= Kanidoua Naboho =

Burkinabé politician (born 1952)

Kanidoua Naboho (born 1952) is a Burkinabé politician who served as First Vice-president of the National Assembly of Burkina Faso until 2014. He was previously a minister in the government during the late 1980s and early 1990s.

==Life and career==
Naboho was born in Houndé, located in the Tuy Province of Burkina Faso's Hauts Bassins Region. After attending school in Burkina Faso, he studied at Cheikh Anta Diop University in Dakar and graduated with a degree in medicine. Back in Burkina Faso, he became the head doctor at the medical center of Tougan in 1981, then Provincial Director of Health in Gourma in 1984. Later, he was appointed to the government and served as Minister of the Civil Service, Labor and Social Security from 1988 to 1989, then as Minister of Health and Social Action from 1989 to 1990.

Naboho was elected to the National Assembly in the May 1992 parliamentary election. On 19 June 1992, Naboho was appointed as a Minister of State (without portfolio); he was subsequently appointed as Minister of State for Territorial Administration in 1993 and was moved to the post of Minister of State for Defense in 1994. He was not included the government that was named on 11 June 1995. In the May 1997 parliamentary election, he was elected to the National Assembly as a candidate of the Congress for Democracy and Progress (CDP).

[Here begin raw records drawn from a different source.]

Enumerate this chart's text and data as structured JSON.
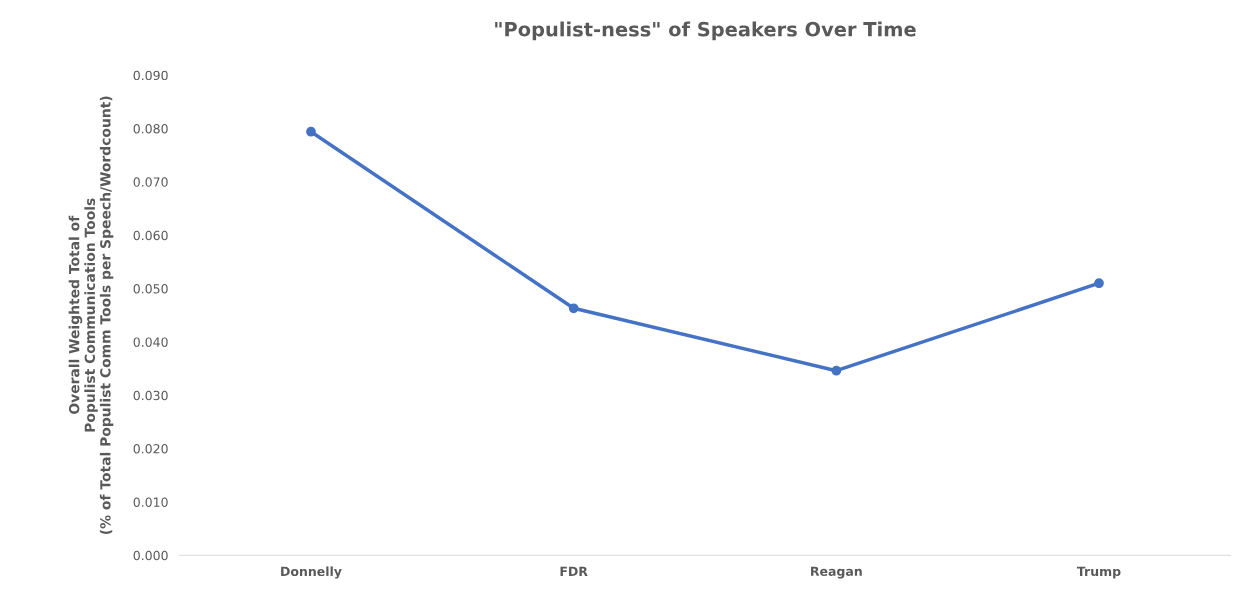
{
  "chart_data": {
    "type": "line",
    "title": "\"Populist-ness\" of Speakers Over Time",
    "ylabel": "Overall Weighted Total of\nPopulist Communication Tools\n(% of Total Populist Comm Tools per Speech/Wordcount)",
    "categories": [
      "Donnelly",
      "FDR",
      "Reagan",
      "Trump"
    ],
    "series": [
      {
        "color": "#4472c4",
        "values": [
          0.0794,
          0.0463,
          0.0346,
          0.051
        ]
      }
    ],
    "ylim": [
      0,
      0.09
    ],
    "yticks": [
      {
        "value": 0,
        "label": "0.000"
      },
      {
        "value": 0.01,
        "label": "0.010"
      },
      {
        "value": 0.02,
        "label": "0.020"
      },
      {
        "value": 0.03,
        "label": "0.030"
      },
      {
        "value": 0.04,
        "label": "0.040"
      },
      {
        "value": 0.05,
        "label": "0.050"
      },
      {
        "value": 0.06,
        "label": "0.060"
      },
      {
        "value": 0.07,
        "label": "0.070"
      },
      {
        "value": 0.08,
        "label": "0.080"
      },
      {
        "value": 0.09,
        "label": "0.090"
      }
    ],
    "grid": false,
    "marker": "circle",
    "line_style": "solid"
  }
}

In the May 2007 parliamentary election, he was again elected to the National Assembly as a CDP candidate, and he became the First Vice-president of the National Assembly.

Naboho was designated as the CDP's Deputy National Executive Secretary, in charge of political orientation, at the CDP's fifth congress, held in March 2012. In the December 2012 parliamentary election, he was re-elected to the National Assembly, and he was re-elected to his post as First Vice-president of the National Assembly in January 2013.